The S&P 500 index was steady on the final day of the week, recovering from an early session sell-off that saw the index momentarily falling below 3900 but slipping back from session highs in the 3920s to finish the session around 3910. Sale pressure in “value” stocks in the manufacturing, commodity, and real estate sectors contributed to the S&P 500’s late decline, described by Wall Street.
The Dow fell 0.7 percent as a result of underperformance in these markets, as well as in the financial sector after the Federal Reserve reported that it will not be expanding pandemic-era supplementary leverage ratio (SLR) rules past the end of the month (meaning banks would have to retain reserve capital for their US treasury reserves from March 31), the Dow underperformed.
The Fed’s announcement caused a brief rise in US government bond yields, and some market analysts noted that higher yields are likely to benefit US bank stocks in the future. Meanwhile, Bank of America issued a market-calming statement, stating that the expiration of SLR relief would not affect its dividend plans. However, some analysts pointed out that the Fed could now impose restrictions on bank stock buybacks, citing concerns that they could stifle Treasury market activity, putting financials at risk.

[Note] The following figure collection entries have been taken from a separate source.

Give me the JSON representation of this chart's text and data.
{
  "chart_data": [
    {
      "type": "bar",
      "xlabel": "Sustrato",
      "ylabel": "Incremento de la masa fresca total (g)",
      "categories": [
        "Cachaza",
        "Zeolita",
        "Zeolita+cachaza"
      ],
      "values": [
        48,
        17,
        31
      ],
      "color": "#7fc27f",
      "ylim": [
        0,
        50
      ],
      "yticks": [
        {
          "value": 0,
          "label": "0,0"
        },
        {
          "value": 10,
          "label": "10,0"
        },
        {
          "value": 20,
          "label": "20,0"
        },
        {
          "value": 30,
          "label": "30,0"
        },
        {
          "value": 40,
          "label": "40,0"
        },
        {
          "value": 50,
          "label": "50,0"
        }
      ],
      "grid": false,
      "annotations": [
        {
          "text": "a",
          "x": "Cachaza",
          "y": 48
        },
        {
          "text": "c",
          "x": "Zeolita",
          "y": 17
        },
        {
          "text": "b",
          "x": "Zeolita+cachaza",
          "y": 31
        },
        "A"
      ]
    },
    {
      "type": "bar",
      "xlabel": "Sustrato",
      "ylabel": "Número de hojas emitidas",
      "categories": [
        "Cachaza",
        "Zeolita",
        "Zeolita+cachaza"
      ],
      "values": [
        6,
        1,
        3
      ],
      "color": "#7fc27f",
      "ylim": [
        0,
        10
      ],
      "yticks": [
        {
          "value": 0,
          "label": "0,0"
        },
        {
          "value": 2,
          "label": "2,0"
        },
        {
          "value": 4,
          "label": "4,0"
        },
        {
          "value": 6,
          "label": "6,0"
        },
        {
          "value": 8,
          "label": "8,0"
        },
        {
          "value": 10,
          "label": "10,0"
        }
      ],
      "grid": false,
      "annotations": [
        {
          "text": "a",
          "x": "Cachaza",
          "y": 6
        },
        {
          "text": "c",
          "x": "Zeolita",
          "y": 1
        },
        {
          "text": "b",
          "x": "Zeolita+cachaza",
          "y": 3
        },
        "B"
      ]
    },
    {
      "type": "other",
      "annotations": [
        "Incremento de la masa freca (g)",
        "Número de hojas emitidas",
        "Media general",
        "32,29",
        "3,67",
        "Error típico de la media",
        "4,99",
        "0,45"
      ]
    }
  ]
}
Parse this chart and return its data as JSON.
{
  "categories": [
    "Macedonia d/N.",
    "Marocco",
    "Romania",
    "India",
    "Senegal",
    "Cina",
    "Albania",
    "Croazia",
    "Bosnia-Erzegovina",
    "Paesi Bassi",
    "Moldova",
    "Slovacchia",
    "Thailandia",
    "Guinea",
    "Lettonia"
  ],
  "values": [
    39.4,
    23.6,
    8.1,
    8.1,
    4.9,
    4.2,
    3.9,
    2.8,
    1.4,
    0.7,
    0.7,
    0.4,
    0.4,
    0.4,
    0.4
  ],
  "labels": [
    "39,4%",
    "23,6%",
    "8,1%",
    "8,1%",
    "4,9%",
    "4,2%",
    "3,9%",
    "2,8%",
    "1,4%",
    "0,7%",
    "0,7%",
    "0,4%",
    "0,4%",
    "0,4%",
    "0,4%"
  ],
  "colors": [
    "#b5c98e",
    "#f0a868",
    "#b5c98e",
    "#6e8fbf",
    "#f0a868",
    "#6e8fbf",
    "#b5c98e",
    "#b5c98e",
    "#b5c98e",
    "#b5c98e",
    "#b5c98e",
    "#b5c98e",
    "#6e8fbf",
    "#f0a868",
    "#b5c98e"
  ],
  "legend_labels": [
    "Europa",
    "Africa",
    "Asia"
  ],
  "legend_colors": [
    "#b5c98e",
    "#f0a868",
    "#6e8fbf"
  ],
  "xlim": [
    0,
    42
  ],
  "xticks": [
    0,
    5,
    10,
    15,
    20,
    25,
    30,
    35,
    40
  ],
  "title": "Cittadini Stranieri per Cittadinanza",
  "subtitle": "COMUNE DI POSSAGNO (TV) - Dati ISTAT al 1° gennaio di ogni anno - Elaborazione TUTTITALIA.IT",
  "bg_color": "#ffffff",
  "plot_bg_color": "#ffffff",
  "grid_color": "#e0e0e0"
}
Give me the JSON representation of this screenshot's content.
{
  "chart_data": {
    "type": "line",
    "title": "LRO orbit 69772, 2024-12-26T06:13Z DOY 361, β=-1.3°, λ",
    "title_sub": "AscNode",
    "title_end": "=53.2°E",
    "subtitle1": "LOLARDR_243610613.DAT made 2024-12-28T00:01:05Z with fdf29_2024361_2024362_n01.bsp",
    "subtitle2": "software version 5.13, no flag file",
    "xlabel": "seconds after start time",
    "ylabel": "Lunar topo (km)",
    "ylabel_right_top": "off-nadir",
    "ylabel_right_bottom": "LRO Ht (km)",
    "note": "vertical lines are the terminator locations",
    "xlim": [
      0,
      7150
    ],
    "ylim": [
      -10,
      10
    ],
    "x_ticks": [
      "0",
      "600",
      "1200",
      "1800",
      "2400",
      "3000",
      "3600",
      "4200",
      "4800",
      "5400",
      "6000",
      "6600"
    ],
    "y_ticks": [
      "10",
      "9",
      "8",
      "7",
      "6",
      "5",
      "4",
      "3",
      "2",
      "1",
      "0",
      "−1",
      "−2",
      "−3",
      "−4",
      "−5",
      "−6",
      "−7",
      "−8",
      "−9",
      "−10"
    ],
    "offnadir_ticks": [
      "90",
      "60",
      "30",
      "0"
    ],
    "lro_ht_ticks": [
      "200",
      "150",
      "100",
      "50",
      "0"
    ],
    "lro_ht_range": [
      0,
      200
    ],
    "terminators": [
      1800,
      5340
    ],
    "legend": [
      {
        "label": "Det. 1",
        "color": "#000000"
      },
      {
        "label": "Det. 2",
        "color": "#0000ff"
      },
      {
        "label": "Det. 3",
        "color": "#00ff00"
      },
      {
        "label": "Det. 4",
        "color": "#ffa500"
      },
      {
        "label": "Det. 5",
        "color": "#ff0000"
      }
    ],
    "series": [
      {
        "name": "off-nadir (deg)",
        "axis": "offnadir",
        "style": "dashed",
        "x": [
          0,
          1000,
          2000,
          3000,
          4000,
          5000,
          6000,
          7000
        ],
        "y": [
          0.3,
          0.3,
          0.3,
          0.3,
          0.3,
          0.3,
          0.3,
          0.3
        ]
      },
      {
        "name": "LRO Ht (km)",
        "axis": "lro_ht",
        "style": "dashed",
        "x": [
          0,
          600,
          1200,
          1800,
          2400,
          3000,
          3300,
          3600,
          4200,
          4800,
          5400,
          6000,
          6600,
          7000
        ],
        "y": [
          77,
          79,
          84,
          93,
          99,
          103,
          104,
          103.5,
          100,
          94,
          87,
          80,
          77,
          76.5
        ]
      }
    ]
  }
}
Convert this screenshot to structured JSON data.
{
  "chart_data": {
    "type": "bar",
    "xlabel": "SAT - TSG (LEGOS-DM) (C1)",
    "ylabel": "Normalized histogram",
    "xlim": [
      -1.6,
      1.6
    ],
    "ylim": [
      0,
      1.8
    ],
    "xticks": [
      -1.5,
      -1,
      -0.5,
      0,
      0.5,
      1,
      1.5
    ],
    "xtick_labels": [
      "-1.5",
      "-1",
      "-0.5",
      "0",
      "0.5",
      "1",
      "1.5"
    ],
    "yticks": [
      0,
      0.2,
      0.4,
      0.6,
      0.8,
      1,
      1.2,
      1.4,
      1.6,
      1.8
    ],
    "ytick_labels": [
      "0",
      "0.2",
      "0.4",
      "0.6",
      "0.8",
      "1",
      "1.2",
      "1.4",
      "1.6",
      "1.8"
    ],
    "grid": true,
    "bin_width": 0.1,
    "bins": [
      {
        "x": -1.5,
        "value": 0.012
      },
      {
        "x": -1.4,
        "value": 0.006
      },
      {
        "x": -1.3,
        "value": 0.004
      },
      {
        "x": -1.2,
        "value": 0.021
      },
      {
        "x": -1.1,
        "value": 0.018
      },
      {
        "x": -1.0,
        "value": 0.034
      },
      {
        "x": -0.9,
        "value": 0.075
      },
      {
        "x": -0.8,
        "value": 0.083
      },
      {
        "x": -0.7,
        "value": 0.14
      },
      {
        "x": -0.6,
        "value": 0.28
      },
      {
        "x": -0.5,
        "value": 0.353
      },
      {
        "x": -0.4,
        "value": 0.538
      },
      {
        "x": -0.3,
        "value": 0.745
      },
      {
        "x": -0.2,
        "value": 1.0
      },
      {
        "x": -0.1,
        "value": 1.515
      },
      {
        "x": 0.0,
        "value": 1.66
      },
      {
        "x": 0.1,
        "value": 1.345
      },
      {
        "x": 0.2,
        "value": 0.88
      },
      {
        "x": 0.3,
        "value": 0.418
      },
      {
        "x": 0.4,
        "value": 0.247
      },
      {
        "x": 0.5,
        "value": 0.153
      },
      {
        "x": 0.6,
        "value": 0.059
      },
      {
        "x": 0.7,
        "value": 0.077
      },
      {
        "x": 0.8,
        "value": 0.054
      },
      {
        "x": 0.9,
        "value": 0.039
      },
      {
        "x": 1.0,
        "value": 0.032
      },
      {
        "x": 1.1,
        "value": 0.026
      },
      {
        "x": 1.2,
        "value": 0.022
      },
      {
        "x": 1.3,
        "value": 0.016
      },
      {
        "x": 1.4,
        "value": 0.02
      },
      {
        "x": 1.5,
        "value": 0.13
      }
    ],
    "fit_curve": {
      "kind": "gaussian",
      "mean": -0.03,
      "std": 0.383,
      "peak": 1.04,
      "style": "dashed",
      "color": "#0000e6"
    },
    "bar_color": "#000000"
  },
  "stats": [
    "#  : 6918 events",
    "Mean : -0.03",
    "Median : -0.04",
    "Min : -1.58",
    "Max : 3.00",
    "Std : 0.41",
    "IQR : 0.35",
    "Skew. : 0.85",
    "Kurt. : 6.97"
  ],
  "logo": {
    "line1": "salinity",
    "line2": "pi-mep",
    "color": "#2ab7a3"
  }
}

Amid a more subdued US bond yield setting, the Nasdaq 100 outperformed, as tech and “growth” stocks breathed a sigh of relief. The tech-heavy index gained around 0.6 percent in the session, but has yet to recover the 13K mark. The Russell 2000 index rose 0.9 percent, while the VIX fell 0.63 points to under 21.00 as considered by Wall Street.
There wasn’t anything more in the way of other drivers. While the US State Department recently stated that the two sides were having substantive conversations, trade negotiations between the US and China seem to be going poorly, with both sides hurling public insults at each other. Meanwhile, the news out of Europe is largely gloomy, as EU officials increasingly realize that the bloc is in the grip of a third Covid-19 surge, and countries re-enter lockdown.